Inevitabile una domanda proprio su Cecilia Sala: “E’ stata coraggiosa a prendere il rischio di andare in Iran a vedere da vicino com’è lì la condizione della donna in questo periodo. Ho passato due periodi diversi nella stessa prigione e posso ben immaginare che esperienza difficile possa essere stata per lei, anche in quanto persona europea. Io ci sono cresciuto e in qualche modo ero preparato a combattere con certe difficoltà. Penso che un europeo sia generalmente meno preparato. Ho provato a riflettere tutto ciò che avviene in prigione nelle condizioni della famiglia del mio film. Il modo in cui vengono influenzate le dinamiche familiari… è un modo per estendere il discorso a un pubblico ampio”.

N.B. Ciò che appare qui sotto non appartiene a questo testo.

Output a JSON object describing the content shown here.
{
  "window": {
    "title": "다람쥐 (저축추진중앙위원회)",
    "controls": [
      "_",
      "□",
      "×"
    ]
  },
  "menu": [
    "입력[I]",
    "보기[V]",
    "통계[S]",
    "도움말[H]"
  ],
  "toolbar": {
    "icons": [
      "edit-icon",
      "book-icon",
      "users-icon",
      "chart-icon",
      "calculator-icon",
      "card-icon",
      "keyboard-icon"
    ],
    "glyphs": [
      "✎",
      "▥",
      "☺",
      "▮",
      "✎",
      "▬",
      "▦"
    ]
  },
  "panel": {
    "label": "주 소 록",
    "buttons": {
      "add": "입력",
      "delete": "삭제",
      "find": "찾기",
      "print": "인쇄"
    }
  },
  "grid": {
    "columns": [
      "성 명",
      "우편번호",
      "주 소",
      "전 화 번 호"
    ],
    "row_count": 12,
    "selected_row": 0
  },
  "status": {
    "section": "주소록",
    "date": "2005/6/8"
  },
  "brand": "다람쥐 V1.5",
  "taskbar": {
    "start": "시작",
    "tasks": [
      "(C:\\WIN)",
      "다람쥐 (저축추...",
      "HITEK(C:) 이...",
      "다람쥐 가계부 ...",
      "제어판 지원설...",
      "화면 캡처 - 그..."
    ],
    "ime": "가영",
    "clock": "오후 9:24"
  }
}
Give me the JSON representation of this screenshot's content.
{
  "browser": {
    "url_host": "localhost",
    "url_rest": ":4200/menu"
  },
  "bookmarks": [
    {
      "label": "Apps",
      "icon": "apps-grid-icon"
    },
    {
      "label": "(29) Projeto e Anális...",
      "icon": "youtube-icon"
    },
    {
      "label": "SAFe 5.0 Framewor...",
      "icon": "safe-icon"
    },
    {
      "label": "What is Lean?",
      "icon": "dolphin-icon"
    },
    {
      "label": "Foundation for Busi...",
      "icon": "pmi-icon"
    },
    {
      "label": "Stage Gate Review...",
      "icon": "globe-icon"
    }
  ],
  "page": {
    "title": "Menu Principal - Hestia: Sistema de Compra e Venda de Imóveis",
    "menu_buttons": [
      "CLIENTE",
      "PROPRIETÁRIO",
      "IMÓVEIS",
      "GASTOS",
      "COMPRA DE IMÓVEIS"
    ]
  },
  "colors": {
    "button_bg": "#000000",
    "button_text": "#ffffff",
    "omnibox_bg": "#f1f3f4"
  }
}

Nel film ci sono anche immagini delle rivolte reali: “Come sicuramente tutti sapete in Iran il giornalismo è un mestiere difficile. Non è permesso documentare le proteste. Dunque sono gli stessi manifestanti a farlo e condividono i documenti tra di loro sui social, ma anche per mandarli all’estero e tenere il mondo informato. Ero in prigione da vari mesi quanto è iniziato il movimento Donna, vita, libertà e cercare di capire cosa accadesse da dietro le mura del carcere era difficile, quindi appena uscito mi sono fiondato a vedere i video, e poi ovviamente sapevo che avrei fatto un film clandestinamente. Quindi non potevo certo ricreare le scene di protesta, il film si sarebbe ambientato in un piccolo appartamento. Mi pareva anche importante riconoscere il ruolo dei social nel rendere più forti e coese le attiviste, per dar loro coraggio e scendere in piazza. E comunque, anche in un mondo ideale dove avessi potuto ricreare le scene, non sarei mai riuscito a ottenere la stessa forza della cruda realtà”.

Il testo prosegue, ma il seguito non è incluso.